La Federazione auspica che le squadre aumentino l’impegno nei settori giovanili ma poi ricorre per la Nazionale all’uso di Buns e Brooks notoriamente provenienti dai vivai del Bel Paese. Come interpretare queste scelte?

La mancata qualificazione, ormai cronica, alla fase finale dei Mondiali sarebbe un’altra catastrofe sportiva visto il numero enorme di squadre che parteciperanno all’atto finale. A chi verrà imputato l’eventuale insuccesso?

I Commissari Tecnici delle squadre Nazionali si battono per fare schierare i giovani italiani in campionato ma quando erano allenatori di club, per vincere, non mi sembra abbiano seguito questa linea di pensiero. Verità nascoste.

L’allenatore della Nazionale entra in rotta di collisione mediatica con alcuni giocatori assenti ma i dirigenti restano in un imbarazzante silenzio. Sarebbe opportuno sentire la loro voce!

Vox populi, vox Dei: molte società sono in difficoltà finanziarie; le verifiche saranno più accurate oppure si proseguirà ad personam? Non reputo corretto continuare ad ignorare il problema dato che il doping finanziario altera il campionato.

Le società sono libere di scegliere i giocatori oppure sono condizionate dagli agenti come nel calcio? Troppi giocatori e allenatori sono gestiti dalle medesime agenzie: conflitto d’interesse nelle scelte? Inizieremo ad avere anche noi, per non farci mancare nulla, i consulenti di mercato?

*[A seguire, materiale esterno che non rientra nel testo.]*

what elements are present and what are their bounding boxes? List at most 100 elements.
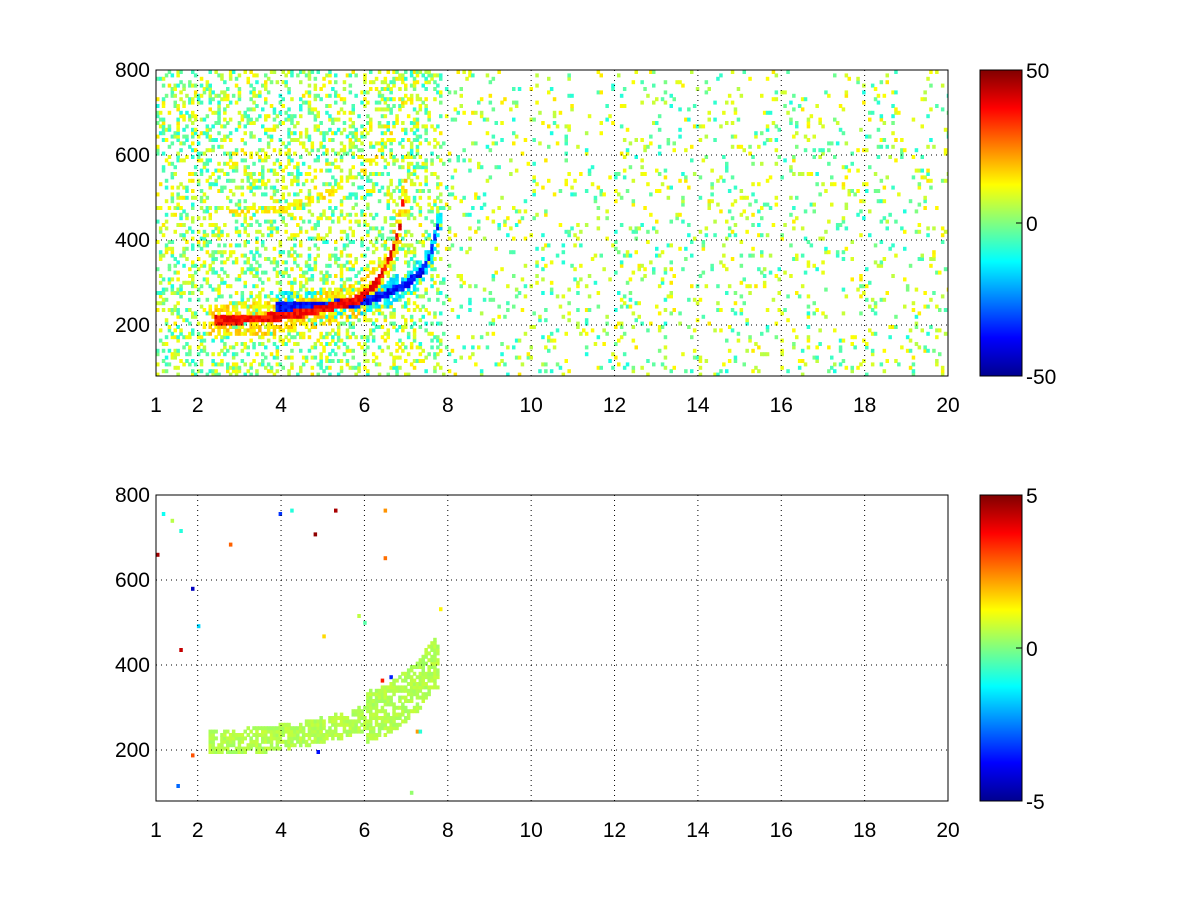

L’Olimpia la “più amata dagli italiani”? Sicuramente la strafavorita per la vittoria in campionato. L’Armani Milano ha un grandissimo proprietario, una società strutturata e un roster di primissimo livello. Il club ha investito molto su giocatori come James, Nedovic, Brooks, … e la naturale conseguenza non può che essere l’approdo alle Final Four di Euroleague. Un risultato deludente in Europa non sarebbe in linea con le aspettative e gli investimenti fatti dalla proprietà. Non ci si può più nascondere dietro all’inesperienza oppure ad altre amenità: la squadra deve essere competitiva ai più alti livelli europei.

La riforma per rendere sostenibili i campionati è imprescindibile: troppe squadre. Nella LBA che deve rappresentare l’eccellenza del nostro sport non sono più accettabili club che non siano in linea con le norme amministrative. Il numero delle squadre della LNP sono troppe e la soluzione più logica è ridurle. I costi per club che di fatto dovrebbero essere dilettantistici sono esagerati. Rendiamo la seconda serie una lega di sviluppo dove realmente i giovani possano mettersi in luce. Evitiamo di avere un campionato dove la differenza la fanno i trentacinquenni e oltre.

Non sprechiamo piazze solide come Trento, Venezia e poche altre precludendo loro la partecipazione alle competizioni internazionali organizzate da Euroleague. Il tutto per una stolta guerra di potere dove le perdite economiche dei club sono considerati danni collaterali.

Non nascondiamoci dietro a un dito, pochissimi club italiani sono strutturati economicamente per competere ad alti livelli in Europa e i pessimi risultati della Nazionale sono una diretta conseguenza della debolezza del movimento.

Il movimento è in crescita come qualcuno continua a dire? Non illudiamo gli appassionati.

Luce in fondo al tunnel? Molto poca.